Wednesday, February 23, 2005

"Iwo Jima Anniversary"


When you think of Iwo Jima, you naturally think of the famous photo of Marines raising Old Glory atop the hill. But, you know... there's more to that story , which happened 60 years ago today.

There were actually two people there back then in 1945 with cameras; one with a 16 mm movie camera (Sgt.Bill Genaust)and the other with a still camera (AP photographer, Joe Rosenthal). They came to the battle site on seperate transports and didn't meet until 5 days later. In fact, that's actually the second flag that was raised, the other was smaller, so the Marines decided to use the bigger one and a metal pipe as a makeshift pole on top of the hill so all could see it.

As both cameramen arrived, Rosenthal positioned himself pretty much head-on and the Genaust to the right slightly. Genaust took about 198 frames of film until the camera ran out, and Rosenthal took the single shot with his still camera. Both films were sent right out to The Associated Press, but it took weeks to process the movie film. Rosenthal's shot was published on March 4th., and he went on to win a Pulitzer Prize for it. More fighting broke out, and the weather turned bad, and so Genaust finally laid down the camera and took up a weapon to help out, only to be killed nine days later when he and another soldier went into a cave on the island for shelter, and when he turned on his flashlight, there were enemy soldiers in there... and they opened fire.
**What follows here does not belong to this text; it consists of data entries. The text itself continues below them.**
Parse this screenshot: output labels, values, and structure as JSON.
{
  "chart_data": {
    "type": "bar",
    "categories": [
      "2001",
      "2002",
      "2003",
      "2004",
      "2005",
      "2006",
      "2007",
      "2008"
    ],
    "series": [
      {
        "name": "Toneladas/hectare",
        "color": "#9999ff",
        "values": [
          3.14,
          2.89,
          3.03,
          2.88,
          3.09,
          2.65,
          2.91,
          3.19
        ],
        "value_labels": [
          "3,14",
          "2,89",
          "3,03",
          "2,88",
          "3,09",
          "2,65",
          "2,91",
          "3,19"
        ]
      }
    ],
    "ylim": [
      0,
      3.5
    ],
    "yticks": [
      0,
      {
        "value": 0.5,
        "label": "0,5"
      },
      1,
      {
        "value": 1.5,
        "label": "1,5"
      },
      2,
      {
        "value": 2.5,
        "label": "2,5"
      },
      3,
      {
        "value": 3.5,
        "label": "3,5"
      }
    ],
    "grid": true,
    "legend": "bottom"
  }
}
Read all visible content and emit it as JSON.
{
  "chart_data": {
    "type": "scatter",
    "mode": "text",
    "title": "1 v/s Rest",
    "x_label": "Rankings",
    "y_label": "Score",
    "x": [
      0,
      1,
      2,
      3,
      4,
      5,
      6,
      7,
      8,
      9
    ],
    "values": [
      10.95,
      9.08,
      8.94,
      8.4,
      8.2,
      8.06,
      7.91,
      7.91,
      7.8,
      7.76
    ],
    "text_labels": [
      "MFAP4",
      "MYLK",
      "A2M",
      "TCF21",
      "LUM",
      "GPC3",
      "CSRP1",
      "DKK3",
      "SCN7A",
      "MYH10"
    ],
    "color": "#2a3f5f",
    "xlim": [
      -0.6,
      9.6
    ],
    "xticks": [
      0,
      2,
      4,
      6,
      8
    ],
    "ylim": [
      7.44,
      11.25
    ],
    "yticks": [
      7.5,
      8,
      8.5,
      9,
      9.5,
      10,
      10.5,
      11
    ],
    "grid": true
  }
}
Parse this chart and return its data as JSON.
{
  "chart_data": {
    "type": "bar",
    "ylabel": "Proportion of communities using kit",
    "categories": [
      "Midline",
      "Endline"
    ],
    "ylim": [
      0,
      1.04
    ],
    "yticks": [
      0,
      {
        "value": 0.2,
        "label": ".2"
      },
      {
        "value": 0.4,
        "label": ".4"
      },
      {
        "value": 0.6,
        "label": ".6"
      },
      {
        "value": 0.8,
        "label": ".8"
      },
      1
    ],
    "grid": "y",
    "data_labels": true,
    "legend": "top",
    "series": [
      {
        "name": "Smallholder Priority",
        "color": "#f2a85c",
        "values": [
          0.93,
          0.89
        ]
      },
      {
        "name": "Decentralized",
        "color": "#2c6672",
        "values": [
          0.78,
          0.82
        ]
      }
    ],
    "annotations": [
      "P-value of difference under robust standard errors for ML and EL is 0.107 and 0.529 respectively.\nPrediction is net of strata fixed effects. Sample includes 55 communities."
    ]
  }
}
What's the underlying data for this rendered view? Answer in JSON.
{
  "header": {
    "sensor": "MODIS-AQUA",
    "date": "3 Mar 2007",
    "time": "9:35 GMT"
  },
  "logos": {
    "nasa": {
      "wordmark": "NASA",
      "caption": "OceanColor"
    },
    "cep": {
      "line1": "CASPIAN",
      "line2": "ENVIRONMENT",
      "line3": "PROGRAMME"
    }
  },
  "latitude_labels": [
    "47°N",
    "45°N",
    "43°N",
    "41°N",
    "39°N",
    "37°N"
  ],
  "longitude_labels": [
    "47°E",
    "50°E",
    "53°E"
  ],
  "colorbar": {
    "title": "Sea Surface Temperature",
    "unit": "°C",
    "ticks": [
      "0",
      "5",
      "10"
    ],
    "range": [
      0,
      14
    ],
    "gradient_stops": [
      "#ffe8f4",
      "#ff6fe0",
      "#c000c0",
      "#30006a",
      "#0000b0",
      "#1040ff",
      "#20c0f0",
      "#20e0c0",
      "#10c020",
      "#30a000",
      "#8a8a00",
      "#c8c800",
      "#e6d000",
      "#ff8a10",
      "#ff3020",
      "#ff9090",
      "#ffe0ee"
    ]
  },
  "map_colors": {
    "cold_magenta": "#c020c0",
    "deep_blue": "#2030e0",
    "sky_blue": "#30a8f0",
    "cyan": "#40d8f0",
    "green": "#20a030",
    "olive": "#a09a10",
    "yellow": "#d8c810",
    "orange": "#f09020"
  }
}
Marines burned out the cave with flame throwers and sealed the entrance.

But Sgt. Genaust's film was shown for years afterwards to raise the spirits of soldiers everywhere in the world. In fact, it's even shown today.

He was left sealed in the cave, to this day, with no plaque or burial marker, and it's even considered too dangerous to reopen to retrieve his body for the family back here in The States. The government didn't even give Genaust credit for his famous camera work until 40 years later.


And now you really know the rest of the story.